Selfless quest for sustainability
City group to organise convergence on Sunday about reducing carbon footprint, sustainable living and more
On Sunday, 27th March @ Gandhi Bhavan, Kothrud, Pune, from 10am to 8pm
There is no running away from climate change now. Global warming has made its presence felt rapidly with transitioning ecosystems. The need for reducing one's carbon footprint has never been more urgent than it is today. In an effort to cleanse the environment, a city-based group has taken the cause to their hearts and planned a meeting on sustainable lifestyles to demonstrate a few ways to curb carbon footprints.
SPILL THE BEANS
The convergence, to be held next Sunday, will talk of other sustainable causes. Several people will speak on conserving water, composting wet waste and growing vegetables in one's balcony.
Dr Nikhil Mehta, who ardently cultivates vegetables at his home, will elaborate on the advantages of a terrace garden. "We have wooden boxes of different shapes, in which we have planted onions, potatoes, radishes, leafy vegetables and mulberries. We also have a drum in which we compost all our wet waste and use it in this garden. We do not need chemicals, nor do we need any other fertilisers," he said.

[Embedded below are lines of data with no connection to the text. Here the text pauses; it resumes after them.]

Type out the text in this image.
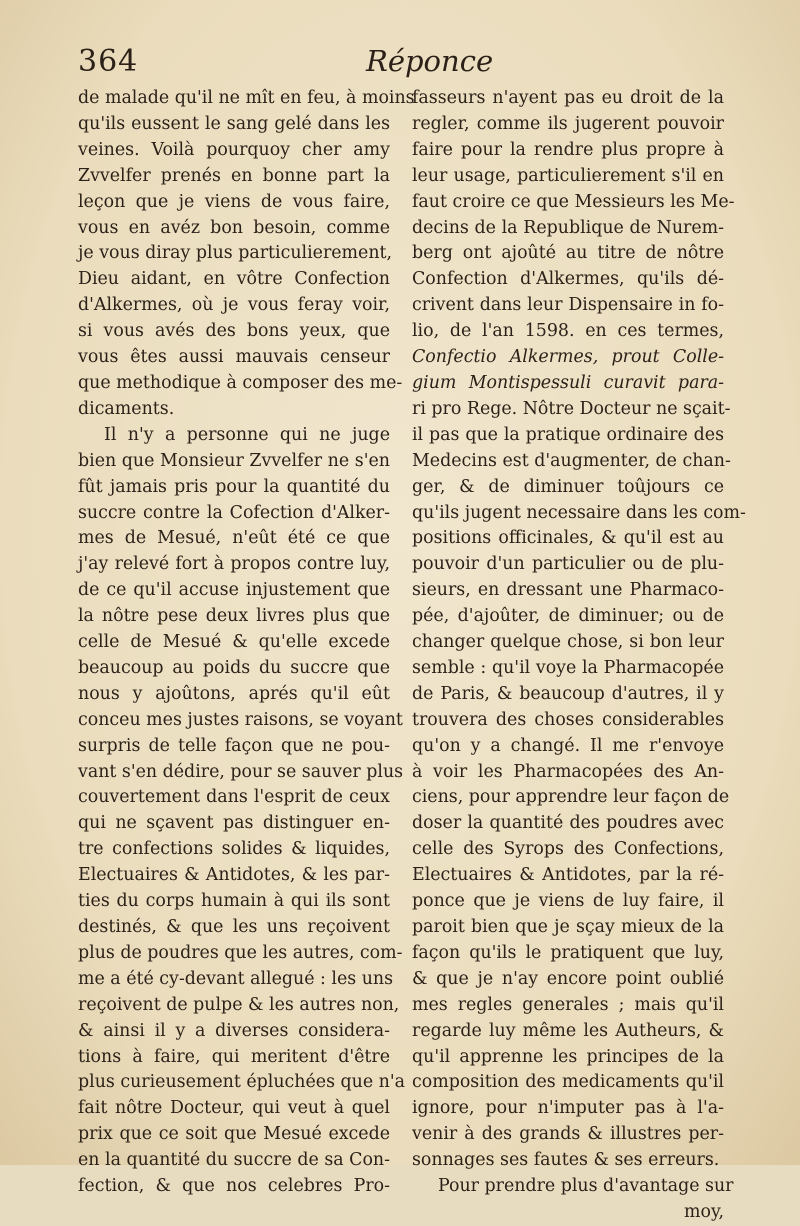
364	Réponce
de malade qu'il ne mît en feu, à moins
qu'ils eussent le sang gelé dans les
veines. Voilà pourquoy cher amy
Zvvelfer prenés en bonne part la
leçon que je viens de vous faire,
vous en avéz bon besoin, comme
je vous diray plus particulierement,
Dieu aidant, en vôtre Confection
d'Alkermes, où je vous feray voir,
si vous avés des bons yeux, que
vous êtes aussi mauvais censeur
que methodique à composer des me-
dicaments.
Il n'y a personne qui ne juge
bien que Monsieur Zvvelfer ne s'en
fût jamais pris pour la quantité du
succre contre la Cofection d'Alker-
mes de Mesué, n'eût été ce que
j'ay relevé fort à propos contre luy,
de ce qu'il accuse injustement que
la nôtre pese deux livres plus que
celle de Mesué & qu'elle excede
beaucoup au poids du succre que
nous y ajoûtons, aprés qu'il eût
conceu mes justes raisons, se voyant
surpris de telle façon que ne pou-
vant s'en dédire, pour se sauver plus
couvertement dans l'esprit de ceux
qui ne sçavent pas distinguer en-
tre confections solides & liquides,
Electuaires & Antidotes, & les par-
ties du corps humain à qui ils sont
destinés, & que les uns reçoivent
plus de poudres que les autres, com-
me a été cy-devant allegué : les uns
reçoivent de pulpe & les autres non,
& ainsi il y a diverses considera-
tions à faire, qui meritent d'être
plus curieusement épluchées que n'a
fait nôtre Docteur, qui veut à quel
prix que ce soit que Mesué excede
en la quantité du succre de sa Con-
fection, & que nos celebres Pro-
fasseurs n'ayent pas eu droit de la
regler, comme ils jugerent pouvoir
faire pour la rendre plus propre à
leur usage, particulierement s'il en
faut croire ce que Messieurs les Me-
decins de la Republique de Nurem-
berg ont ajoûté au titre de nôtre
Confection d'Alkermes, qu'ils dé-
crivent dans leur Dispensaire in fo-
lio, de l'an 1598. en ces termes,
Confectio Alkermes, prout Colle-
gium Montispessuli curavit para-
ri pro Rege. Nôtre Docteur ne sçait-
il pas que la pratique ordinaire des
Medecins est d'augmenter, de chan-
ger, & de diminuer toûjours ce
qu'ils jugent necessaire dans les com-
positions officinales, & qu'il est au
pouvoir d'un particulier ou de plu-
sieurs, en dressant une Pharmaco-
pée, d'ajoûter, de diminuer; ou de
changer quelque chose, si bon leur
semble : qu'il voye la Pharmacopée
de Paris, & beaucoup d'autres, il y
trouvera des choses considerables
qu'on y a changé. Il me r'envoye
à voir les Pharmacopées des An-
ciens, pour apprendre leur façon de
doser la quantité des poudres avec
celle des Syrops des Confections,
Electuaires & Antidotes, par la ré-
ponce que je viens de luy faire, il
paroit bien que je sçay mieux de la
façon qu'ils le pratiquent que luy,
& que je n'ay encore point oublié
mes regles generales ; mais qu'il
regarde luy même les Autheurs, &
qu'il apprenne les principes de la
composition des medicaments qu'il
ignore, pour n'imputer pas à l'a-
venir à des grands & illustres per-
sonnages ses fautes & ses erreurs.
Pour prendre plus d'avantage sur
moy,
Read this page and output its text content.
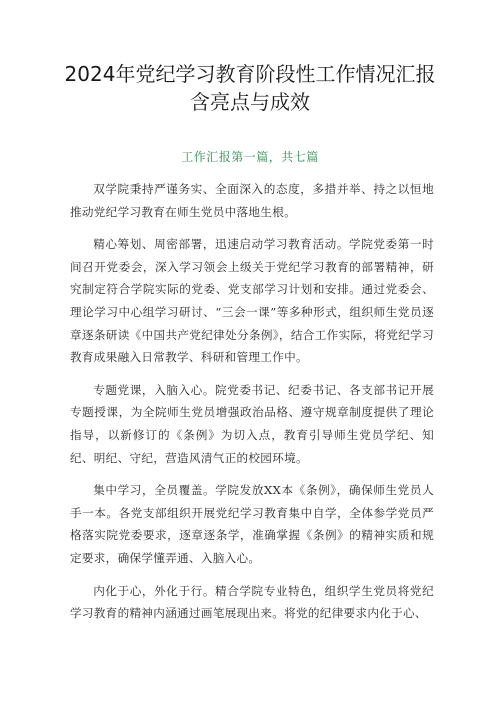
2024年党纪学习教育阶段性工作情况汇报
含亮点与成效
工作汇报第一篇，共七篇

双学院秉持严谨务实、全面深入的态度，多措并举、持之以恒地推动党纪学习教育在师生党员中落地生根。

精心筹划、周密部署，迅速启动学习教育活动。学院党委第一时间召开党委会，深入学习领会上级关于党纪学习教育的部署精神，研究制定符合学院实际的党委、党支部学习计划和安排。通过党委会、理论学习中心组学习研讨、“三会一课”等多种形式，组织师生党员逐章逐条研读《中国共产党纪律处分条例》，结合工作实际，将党纪学习教育成果融入日常教学、科研和管理工作中。

专题党课，入脑入心。院党委书记、纪委书记、各支部书记开展专题授课，为全院师生党员增强政治品格、遵守规章制度提供了理论指导，以新修订的《条例》为切入点，教育引导师生党员学纪、知纪、明纪、守纪，营造风清气正的校园环境。

集中学习，全员覆盖。学院发放XX本《条例》，确保师生党员人手一本。各党支部组织开展党纪学习教育集中自学，全体参学党员严格落实院党委要求，逐章逐条学，准确掌握《条例》的精神实质和规定要求，确保学懂弄通、入脑入心。

内化于心，外化于行。精合学院专业特色，组织学生党员将党纪学习教育的精神内涵通过画笔展现出来。将党的纪律要求内化于心、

Mehta was helped by Hemal Patel, who guides people in growing such organic produce.
SAY NO TO CHEMICAL GLOOM
Shailaja Deshpande, an environment activist and member of Jeevitnadi, has given up on all types of chemical cleansers. "These small changes will go a long way in preserving the resources that we have. With this initiative, we will guide those who will be willing to make changes in their lifestyle. Here, one can act individually and there will be no need for a policy or anything," she said.

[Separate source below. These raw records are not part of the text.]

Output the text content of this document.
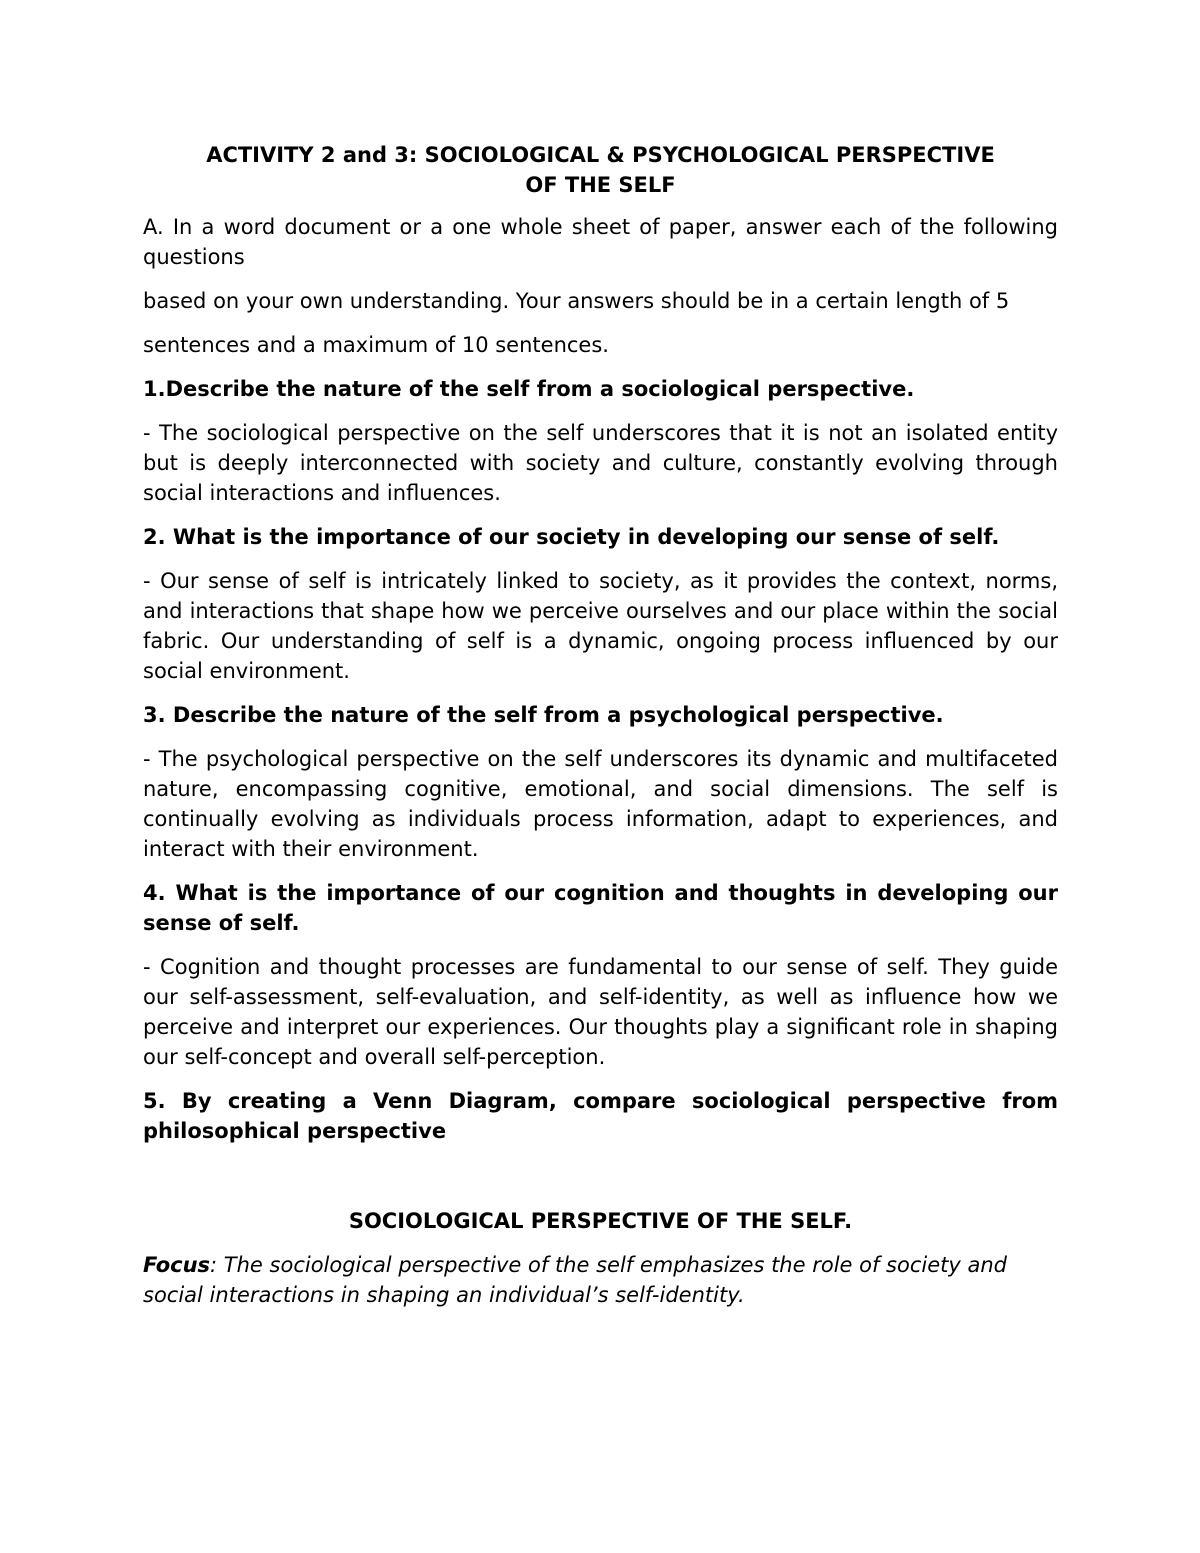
ACTIVITY 2 and 3: SOCIOLOGICAL & PSYCHOLOGICAL PERSPECTIVE
OF THE SELF

A. In a word document or a one whole sheet of paper, answer each of the following questions

based on your own understanding. Your answers should be in a certain length of 5

sentences and a maximum of 10 sentences.

1.Describe the nature of the self from a sociological perspective.

- The sociological perspective on the self underscores that it is not an isolated entity but is deeply interconnected with society and culture, constantly evolving through social interactions and influences.

2. What is the importance of our society in developing our sense of self.

- Our sense of self is intricately linked to society, as it provides the context, norms, and interactions that shape how we perceive ourselves and our place within the social fabric. Our understanding of self is a dynamic, ongoing process influenced by our social environment.

3. Describe the nature of the self from a psychological perspective.

- The psychological perspective on the self underscores its dynamic and multifaceted nature, encompassing cognitive, emotional, and social dimensions. The self is continually evolving as individuals process information, adapt to experiences, and interact with their environment.

4. What is the importance of our cognition and thoughts in developing our sense of self.

- Cognition and thought processes are fundamental to our sense of self. They guide our self-assessment, self-evaluation, and self-identity, as well as influence how we perceive and interpret our experiences. Our thoughts play a significant role in shaping our self-concept and overall self-perception.

5. By creating a Venn Diagram, compare sociological perspective from philosophical perspective

SOCIOLOGICAL PERSPECTIVE OF THE SELF.

Focus: The sociological perspective of the self emphasizes the role of society and social interactions in shaping an individual’s self-identity.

Most of the chemical cleansers can be prepared from natural things available in the kitchen. Deshpande has drawn up a list for the same which she intends to share with people. "This way the chemical waste does not make its way to the rivers," she said.

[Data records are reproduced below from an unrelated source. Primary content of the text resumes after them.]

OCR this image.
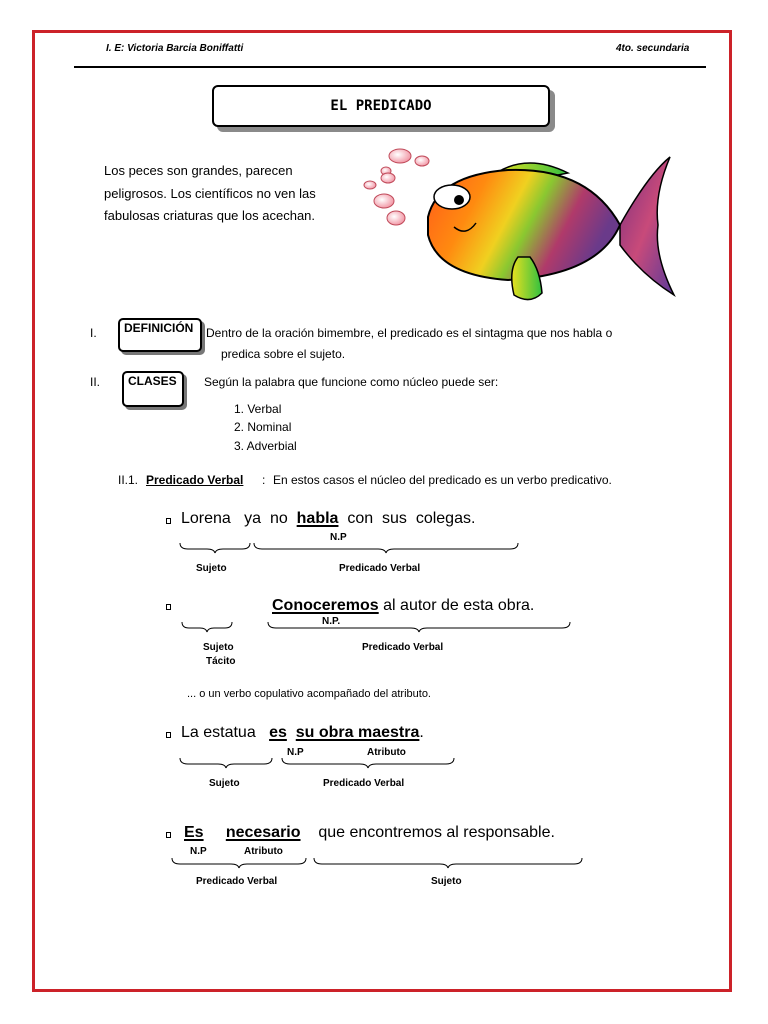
I. E: Victoria Barcia Boniffatti	4to. secundaria
EL PREDICADO
Los peces son grandes, parecen peligrosos. Los científicos no ven las fabulosas criaturas que los acechan.
I.	DEFINICIÓN	Dentro de la oración bimembre, el predicado es el sintagma que nos habla o
predica sobre el sujeto.
II.	CLASES	Según la palabra que funcione como núcleo puede ser:
1. Verbal
2. Nominal
3. Adverbial
II.1. Predicado Verbal : En estos casos el núcleo del predicado es un verbo predicativo.
Lorena ya no habla con sus colegas.
N.P
Sujeto	Predicado Verbal
Conoceremos al autor de esta obra.
N.P.
Sujeto
Tácito
Predicado Verbal
... o un verbo copulativo acompañado del atributo.
La estatua es su obra maestra.
N.P	Atributo
Sujeto	Predicado Verbal
Es necesario que encontremos al responsable.
N.P	Atributo
Predicado Verbal	Sujeto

Ecologists have also been advocating the protection of honeybees in urban settings, where they are subjected to pest control. Amit Godse, who quit his job to promote this cause, helps people relocate hives to a place that is not bothersome for anyone. "We clip these hives of small bees (Apis florea) and put them in boxes that are then given to the farmers, considering that they are great pollinators. The same method is applied for the bigger hives of Apis dorsetta or the rock bees, which make larger hives on the walls," he said.
GO WITH THE FLOW
Disposal of sanitary pads also causes some harm to the environment. To combat discarding woes, IT professional Shruti Kulkarni has come up with re-usable pads that promise a high-level of hygiene. She will be talking about it at the meet. "These pads are washable and have proper air circulation to keep bacterial and fungal infections at bay. They are designed with super absorbent materials and have no chemicals. We guide women on using and washing them," she said.